Le moratoire est né en 2006 sous la pression des organisations environnementales et des acheteurs internationaux. Les grands négociants se sont engagés à ne pas acheter de soja cultivé sur des terres amazoniennes défrichées après juillet 2008, puis le gouvernement fédéral a soutenu le dispositif. Ce n'était pas une loi, mais un système d'engagements, de suivi et d'accès au marché.
Le litige touche un marché mondial. Le Brésil produit environ 40 % du soja de la planète et a récolté 171,5 millions de tonnes en 2024-2025. La Chine a été le premier débouché. Le Mato Grosso, le Pará et le Rondônia associent production majeure et portions du biome amazonien ; les règles commerciales influencent donc l'usage du territoire.
Les producteurs estiment que l'accord dépasse le Code forestier : la règle nationale exige de préserver 80 % des propriétés amazoniennes et permet d'en défricher légalement 20 %, tandis que le moratoire refuse tout soja lié à un nouveau défrichement après 2008. Les lois validées permettent de retirer les avantages fiscaux aux entreprises adoptant cette norme privée supplémentaire.
Une étude publiée en juillet dans Science attribue au moratoire une baisse de 35 % de la déforestation dans les zones à risque durant sa première décennie, sans perte de productivité. Sa fin pourrait ajouter jusqu'à 1,4 million d'hectares déboisés en dix ans et exposer au défrichement légal une surface comparable au Portugal.
La capacité opérationnelle était déjà entamée : les principaux négociants se sont retirés en janvier après l'adoption des lois. ABIOVE a salué la reconnaissance des engagements volontaires, mais a parlé du moratoire au passé et demandé un nouveau dialogue. Les producteurs du Mato Grosso y voient au contraire une confirmation de l'autorité des États.

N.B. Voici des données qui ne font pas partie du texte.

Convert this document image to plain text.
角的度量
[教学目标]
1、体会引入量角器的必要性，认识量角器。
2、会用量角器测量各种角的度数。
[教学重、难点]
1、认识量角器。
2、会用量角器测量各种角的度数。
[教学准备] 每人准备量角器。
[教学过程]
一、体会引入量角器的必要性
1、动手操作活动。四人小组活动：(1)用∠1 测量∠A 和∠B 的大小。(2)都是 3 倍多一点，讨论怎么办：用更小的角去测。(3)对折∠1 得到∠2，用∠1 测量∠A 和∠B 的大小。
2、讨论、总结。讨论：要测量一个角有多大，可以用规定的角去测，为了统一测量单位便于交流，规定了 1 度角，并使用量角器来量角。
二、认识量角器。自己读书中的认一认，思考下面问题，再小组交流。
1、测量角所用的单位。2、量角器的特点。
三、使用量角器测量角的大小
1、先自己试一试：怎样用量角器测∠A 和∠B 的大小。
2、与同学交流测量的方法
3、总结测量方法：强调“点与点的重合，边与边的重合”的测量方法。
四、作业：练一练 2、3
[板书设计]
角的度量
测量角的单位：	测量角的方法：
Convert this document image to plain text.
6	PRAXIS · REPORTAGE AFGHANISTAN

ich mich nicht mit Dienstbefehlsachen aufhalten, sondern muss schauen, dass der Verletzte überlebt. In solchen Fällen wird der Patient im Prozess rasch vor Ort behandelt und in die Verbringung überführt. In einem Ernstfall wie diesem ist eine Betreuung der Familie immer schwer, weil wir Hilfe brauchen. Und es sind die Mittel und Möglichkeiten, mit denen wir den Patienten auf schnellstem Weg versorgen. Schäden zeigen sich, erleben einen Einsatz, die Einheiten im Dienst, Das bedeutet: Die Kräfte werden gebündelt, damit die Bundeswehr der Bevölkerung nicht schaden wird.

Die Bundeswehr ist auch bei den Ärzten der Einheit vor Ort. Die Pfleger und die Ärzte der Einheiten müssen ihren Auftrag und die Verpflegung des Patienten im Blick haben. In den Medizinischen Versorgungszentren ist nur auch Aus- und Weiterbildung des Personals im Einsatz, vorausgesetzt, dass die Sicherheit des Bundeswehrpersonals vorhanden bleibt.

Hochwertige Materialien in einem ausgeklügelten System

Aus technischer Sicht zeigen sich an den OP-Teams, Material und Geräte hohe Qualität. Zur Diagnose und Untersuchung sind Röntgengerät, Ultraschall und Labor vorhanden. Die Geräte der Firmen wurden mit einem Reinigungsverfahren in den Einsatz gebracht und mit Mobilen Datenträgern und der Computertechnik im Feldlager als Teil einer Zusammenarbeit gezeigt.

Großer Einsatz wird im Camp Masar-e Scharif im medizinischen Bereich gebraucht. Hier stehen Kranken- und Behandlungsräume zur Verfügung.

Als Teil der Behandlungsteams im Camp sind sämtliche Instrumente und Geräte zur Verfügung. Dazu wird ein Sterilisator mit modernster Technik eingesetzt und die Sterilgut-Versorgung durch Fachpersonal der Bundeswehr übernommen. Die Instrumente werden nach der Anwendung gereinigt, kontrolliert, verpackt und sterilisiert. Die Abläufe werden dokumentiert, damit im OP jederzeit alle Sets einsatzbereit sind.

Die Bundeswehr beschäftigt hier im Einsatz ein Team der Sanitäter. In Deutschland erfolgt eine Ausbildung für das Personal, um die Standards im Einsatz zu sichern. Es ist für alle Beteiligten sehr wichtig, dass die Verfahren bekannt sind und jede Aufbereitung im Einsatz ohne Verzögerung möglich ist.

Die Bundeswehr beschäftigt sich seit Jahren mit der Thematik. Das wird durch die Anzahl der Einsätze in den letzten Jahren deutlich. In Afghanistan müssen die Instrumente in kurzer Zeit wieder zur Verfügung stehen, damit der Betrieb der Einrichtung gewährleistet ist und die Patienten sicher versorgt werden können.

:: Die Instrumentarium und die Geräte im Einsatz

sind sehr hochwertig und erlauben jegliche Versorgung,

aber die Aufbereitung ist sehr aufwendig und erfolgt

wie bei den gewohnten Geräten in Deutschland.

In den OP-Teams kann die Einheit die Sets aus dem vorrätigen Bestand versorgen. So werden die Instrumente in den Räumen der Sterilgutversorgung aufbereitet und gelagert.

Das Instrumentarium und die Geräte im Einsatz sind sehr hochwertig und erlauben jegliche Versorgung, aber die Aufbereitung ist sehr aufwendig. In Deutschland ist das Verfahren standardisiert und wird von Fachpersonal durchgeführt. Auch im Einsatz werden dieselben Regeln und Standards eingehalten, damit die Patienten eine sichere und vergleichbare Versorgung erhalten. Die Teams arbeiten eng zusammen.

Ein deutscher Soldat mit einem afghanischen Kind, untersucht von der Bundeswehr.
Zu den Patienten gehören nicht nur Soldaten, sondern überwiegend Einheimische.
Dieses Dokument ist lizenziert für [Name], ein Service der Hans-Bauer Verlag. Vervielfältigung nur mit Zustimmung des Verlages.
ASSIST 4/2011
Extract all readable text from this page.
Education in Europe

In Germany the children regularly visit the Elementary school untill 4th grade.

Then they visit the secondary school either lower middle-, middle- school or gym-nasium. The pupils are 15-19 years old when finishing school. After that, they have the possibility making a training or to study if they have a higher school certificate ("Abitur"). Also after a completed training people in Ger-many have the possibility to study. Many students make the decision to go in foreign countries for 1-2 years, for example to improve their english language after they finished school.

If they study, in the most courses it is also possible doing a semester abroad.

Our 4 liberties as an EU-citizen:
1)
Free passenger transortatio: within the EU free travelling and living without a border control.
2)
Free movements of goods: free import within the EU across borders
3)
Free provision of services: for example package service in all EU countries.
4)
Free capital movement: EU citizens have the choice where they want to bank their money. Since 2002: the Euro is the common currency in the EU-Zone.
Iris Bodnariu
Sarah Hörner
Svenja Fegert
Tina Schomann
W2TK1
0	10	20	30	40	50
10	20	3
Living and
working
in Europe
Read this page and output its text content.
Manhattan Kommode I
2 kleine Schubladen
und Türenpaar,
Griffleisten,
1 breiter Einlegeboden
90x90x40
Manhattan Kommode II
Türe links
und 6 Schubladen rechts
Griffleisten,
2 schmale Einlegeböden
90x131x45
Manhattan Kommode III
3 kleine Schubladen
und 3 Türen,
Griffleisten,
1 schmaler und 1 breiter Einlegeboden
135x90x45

L'arrêt ne résout pas la tension entre minimum légal et engagements supérieurs. Il faudra voir si entreprises, gouvernements et acheteurs internationaux reconstruisent traçabilité et incitations sans dépendre d'avantages fragiles dans chaque État. Pour l'Amazonie, l'indicateur réel sera le défrichement lié au soja, non la survie nominale du pacte.